When in 1864 in London Marx and Engels founded the International Workers’ Association – the First International, Bakunin met with Marx, joined the International and volunteered his services to promote his documents in Italy, where he lived at the time. There he met the Italian Freemasons and Garibaldi and founded a secret “International Brotherhood”, for which he prepared the “Revolutionary Catechism”. Having identified in the Freemasons an inherently bourgeois structure and having been convinced of the futility of his attempts to exploit the “brotherhood” for revolutionary goals, Bakunin withdrew to Switzerland. In 1867, he joined the pacifist group “League of Peace and Freedom” and made a speech at its 1st congress, aiming to transform it into an anarchist society. In 1868, he broke with the League, joined the Geneva section of the First International, and at the same time organized the “Alliance of Socialist Democracy,” not much different from the anarchist “International Brotherhood.” Bakunin makes enormous efforts to ensure that the Alliance is accepted into the First International, and he succeeds on the condition that the Alliance as a union is dissolved.
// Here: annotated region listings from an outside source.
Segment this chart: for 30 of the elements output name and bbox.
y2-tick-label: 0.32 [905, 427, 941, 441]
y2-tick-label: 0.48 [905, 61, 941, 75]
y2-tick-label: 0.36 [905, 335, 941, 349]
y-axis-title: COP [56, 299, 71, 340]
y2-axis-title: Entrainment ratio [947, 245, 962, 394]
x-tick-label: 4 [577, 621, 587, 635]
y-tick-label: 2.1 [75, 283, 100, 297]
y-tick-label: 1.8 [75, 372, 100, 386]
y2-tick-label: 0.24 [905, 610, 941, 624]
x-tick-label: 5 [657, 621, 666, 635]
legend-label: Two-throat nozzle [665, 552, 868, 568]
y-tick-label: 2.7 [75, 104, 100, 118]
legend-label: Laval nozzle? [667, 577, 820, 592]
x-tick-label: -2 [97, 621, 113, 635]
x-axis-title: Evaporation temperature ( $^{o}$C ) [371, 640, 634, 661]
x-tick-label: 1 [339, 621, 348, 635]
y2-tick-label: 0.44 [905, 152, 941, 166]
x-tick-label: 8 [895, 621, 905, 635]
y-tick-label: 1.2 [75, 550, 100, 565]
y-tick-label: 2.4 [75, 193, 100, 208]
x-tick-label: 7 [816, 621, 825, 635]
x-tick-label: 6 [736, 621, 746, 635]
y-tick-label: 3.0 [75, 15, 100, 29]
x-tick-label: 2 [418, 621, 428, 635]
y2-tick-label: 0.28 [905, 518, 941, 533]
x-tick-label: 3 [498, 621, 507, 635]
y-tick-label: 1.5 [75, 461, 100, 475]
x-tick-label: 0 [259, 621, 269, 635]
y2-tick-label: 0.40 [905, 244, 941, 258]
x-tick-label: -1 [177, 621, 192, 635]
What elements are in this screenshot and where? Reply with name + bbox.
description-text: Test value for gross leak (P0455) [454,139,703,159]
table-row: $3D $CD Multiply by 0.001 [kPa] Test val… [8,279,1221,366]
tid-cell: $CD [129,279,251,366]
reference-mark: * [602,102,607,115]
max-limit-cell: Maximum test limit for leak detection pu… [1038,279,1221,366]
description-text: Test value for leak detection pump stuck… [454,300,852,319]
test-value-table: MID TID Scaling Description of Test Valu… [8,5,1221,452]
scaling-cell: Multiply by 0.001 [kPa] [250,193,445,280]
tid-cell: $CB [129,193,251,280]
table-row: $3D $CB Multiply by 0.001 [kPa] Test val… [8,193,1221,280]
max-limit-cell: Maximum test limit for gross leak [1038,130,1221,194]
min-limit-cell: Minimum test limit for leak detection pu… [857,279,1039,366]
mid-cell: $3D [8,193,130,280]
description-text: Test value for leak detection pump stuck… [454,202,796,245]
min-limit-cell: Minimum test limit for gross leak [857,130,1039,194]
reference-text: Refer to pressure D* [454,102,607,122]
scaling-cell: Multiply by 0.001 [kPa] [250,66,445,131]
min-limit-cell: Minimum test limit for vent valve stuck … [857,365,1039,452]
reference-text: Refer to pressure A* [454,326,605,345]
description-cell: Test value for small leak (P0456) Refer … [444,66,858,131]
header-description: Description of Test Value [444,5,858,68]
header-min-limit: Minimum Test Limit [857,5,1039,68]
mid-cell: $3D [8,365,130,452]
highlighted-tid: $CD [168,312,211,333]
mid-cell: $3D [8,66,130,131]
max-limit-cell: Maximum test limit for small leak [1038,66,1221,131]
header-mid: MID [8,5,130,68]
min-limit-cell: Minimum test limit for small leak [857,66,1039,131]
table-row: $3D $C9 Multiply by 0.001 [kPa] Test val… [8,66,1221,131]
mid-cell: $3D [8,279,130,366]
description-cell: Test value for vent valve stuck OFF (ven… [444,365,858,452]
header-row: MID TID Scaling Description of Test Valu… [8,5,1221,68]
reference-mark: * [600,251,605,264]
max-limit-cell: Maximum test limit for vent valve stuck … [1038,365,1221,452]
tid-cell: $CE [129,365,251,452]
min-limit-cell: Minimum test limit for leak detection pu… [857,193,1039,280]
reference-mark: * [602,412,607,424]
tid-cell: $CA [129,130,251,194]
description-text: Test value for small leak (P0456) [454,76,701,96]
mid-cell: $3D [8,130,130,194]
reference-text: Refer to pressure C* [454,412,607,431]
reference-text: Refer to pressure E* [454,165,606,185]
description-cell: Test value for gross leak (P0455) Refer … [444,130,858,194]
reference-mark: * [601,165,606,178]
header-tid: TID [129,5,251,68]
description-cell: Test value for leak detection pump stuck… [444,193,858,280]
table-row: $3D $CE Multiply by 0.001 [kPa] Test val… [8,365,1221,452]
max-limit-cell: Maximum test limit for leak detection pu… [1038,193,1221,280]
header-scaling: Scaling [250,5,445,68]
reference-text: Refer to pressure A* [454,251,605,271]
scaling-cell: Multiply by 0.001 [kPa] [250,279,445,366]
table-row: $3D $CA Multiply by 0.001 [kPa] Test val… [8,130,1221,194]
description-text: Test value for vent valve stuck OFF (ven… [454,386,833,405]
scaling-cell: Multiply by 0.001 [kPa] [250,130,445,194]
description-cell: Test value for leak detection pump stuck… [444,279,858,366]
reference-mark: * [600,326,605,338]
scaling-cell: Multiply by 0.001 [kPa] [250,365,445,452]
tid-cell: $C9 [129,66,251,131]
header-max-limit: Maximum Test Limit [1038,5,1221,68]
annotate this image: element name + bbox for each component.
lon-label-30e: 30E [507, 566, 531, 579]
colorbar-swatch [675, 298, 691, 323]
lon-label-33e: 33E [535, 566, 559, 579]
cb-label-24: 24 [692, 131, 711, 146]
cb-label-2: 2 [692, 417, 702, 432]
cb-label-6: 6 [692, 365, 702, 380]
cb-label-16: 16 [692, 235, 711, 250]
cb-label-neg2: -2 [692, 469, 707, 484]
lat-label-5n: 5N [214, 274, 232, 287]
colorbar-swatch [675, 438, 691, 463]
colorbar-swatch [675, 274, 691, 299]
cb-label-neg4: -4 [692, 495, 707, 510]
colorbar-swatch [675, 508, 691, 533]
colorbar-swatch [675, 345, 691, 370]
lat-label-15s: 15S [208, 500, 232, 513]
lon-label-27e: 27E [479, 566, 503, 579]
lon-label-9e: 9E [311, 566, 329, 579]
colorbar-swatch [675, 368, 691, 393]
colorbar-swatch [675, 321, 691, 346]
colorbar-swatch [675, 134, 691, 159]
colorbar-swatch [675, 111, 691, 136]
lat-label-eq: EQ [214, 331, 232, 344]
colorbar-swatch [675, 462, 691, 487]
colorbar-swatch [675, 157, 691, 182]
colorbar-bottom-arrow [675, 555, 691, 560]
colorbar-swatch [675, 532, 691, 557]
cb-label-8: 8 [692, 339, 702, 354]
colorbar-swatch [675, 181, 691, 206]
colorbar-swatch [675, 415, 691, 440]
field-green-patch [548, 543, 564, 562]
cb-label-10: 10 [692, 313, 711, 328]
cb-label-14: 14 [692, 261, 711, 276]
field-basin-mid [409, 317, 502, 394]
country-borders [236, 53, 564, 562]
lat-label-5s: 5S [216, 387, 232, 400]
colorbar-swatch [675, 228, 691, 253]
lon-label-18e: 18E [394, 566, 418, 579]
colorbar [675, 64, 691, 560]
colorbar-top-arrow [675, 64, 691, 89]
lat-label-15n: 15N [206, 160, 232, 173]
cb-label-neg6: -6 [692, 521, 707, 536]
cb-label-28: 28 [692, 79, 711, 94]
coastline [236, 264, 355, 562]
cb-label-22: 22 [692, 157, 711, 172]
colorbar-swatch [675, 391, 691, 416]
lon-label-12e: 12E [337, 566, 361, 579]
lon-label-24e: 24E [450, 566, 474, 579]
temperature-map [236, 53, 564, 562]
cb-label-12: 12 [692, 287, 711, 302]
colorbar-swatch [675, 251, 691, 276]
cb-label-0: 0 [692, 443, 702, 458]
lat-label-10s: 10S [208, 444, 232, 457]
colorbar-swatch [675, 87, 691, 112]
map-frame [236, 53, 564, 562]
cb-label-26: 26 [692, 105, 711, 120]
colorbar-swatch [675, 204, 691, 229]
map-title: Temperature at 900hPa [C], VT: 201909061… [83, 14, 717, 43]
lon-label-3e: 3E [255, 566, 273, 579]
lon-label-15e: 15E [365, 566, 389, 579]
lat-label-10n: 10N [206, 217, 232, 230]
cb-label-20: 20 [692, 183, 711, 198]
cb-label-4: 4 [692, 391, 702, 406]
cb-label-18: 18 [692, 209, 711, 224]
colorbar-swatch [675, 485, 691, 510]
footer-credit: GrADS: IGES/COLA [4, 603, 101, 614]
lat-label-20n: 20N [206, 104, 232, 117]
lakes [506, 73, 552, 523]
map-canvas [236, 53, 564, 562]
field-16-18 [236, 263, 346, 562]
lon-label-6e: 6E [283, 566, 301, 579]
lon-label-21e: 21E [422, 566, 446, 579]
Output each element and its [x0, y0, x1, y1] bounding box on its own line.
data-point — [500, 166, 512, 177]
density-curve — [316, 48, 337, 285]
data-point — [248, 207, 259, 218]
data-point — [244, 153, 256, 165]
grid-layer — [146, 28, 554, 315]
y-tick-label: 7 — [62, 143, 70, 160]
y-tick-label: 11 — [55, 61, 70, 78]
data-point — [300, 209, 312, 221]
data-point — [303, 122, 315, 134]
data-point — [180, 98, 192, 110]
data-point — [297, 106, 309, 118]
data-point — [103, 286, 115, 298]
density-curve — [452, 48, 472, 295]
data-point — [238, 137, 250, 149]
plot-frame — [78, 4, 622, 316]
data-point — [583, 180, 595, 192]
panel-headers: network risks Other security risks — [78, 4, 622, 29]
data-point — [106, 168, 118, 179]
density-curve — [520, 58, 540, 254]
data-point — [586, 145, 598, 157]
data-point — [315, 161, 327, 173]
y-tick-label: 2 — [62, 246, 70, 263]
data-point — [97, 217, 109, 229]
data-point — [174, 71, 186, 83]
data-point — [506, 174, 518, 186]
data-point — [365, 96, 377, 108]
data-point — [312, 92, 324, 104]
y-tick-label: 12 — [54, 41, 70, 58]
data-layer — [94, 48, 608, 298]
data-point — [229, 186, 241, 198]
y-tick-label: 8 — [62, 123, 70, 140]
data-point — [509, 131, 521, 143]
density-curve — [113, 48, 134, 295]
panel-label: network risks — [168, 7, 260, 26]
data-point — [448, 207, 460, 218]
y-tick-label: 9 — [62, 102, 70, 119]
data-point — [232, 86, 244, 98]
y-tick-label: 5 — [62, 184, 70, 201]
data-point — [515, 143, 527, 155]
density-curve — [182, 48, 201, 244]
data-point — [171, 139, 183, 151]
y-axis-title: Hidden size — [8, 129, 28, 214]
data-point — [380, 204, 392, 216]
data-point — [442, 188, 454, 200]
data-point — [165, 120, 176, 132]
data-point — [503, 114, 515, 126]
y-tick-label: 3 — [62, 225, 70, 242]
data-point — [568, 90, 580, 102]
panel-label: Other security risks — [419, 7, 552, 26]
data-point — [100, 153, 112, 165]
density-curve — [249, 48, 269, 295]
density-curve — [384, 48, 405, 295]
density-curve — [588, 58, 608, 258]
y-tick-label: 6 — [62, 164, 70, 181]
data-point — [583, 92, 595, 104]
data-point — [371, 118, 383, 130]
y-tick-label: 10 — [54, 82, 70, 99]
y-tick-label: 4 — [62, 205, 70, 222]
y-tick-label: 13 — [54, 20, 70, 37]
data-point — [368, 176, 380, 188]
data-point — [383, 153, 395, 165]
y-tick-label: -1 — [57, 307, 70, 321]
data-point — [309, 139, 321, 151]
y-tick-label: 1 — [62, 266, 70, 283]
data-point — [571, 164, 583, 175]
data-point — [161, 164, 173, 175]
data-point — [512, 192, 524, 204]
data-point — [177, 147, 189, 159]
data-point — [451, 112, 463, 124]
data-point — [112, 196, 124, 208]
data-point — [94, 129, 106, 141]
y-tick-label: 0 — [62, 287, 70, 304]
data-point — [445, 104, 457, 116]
But he maintains a secret organization within the International and wages a fierce struggle with Mars and Engels on the most important political and theoretical issues, putting forward as the main provisions the equality of classes, the abolition of inheritance as the starting point of social progress, and abstinence from participation in the political movement.

S.G. Nechaev. Around 1870In 1869, Bakunin met S.G. Nechaev and comes under the sway of this adventurer from the revolution. Bakunin sought, through Nechaev, to promote the principles of the “Alliance” in Russia, where he portrayed his envoy as a representative of the non-existent “European Revolutionary Union”. But he immediately differed with Nechaev on the subject of the means of revolutionary warfare defined in the “Catechism of a Revolutionary” , as he deemed hoaxes, blackmail, provocations, and betrayal of comrades undesirable.

Formation of Anarchist International and Legacy

The schismatic actions of the Alliance drew harsh condemnation from members of the First International, and in 1872, during the Hague Congress of the International Workers’ Association, Bakunin was ejected from its ranks. Expulsion from the ranks of the International did not chill Bakunin’s anarchist claims to the theoretical justification of the strategy and tactics of the revolutionary fight. He forms an Anarchist International named the International Workers’ Association. The growth of the anarchist movement in Europe and America produces a furious conflict between K. Marx and F. Engels with the doctrine and practice of Bakunism.

Grave of M.A. Bakunin in Bern.In 1874, Bakunin proceeded to Bologna, where a peasant insurrection was planned, but the effort failed and he was forced to flee. For the previous two years, Bakunin has been living in Lugano, his financial position was very miserable. He survived mostly on different contributions, in addition, he was aided by A.I. Herzen, I.S. Turgenev, A. Vogt and A. Reichel, the brothers sent something.

On July 1, 1876, Mikhail Alexandrovich Bakunin died in Bern at a hospital for the destitute. He was buried at the Berne cemetery, over the tomb there is a plain, coarsely processed granite stele, on which are etched two words – MICHEL BAKUNINE and the dates – 1814 – 1876.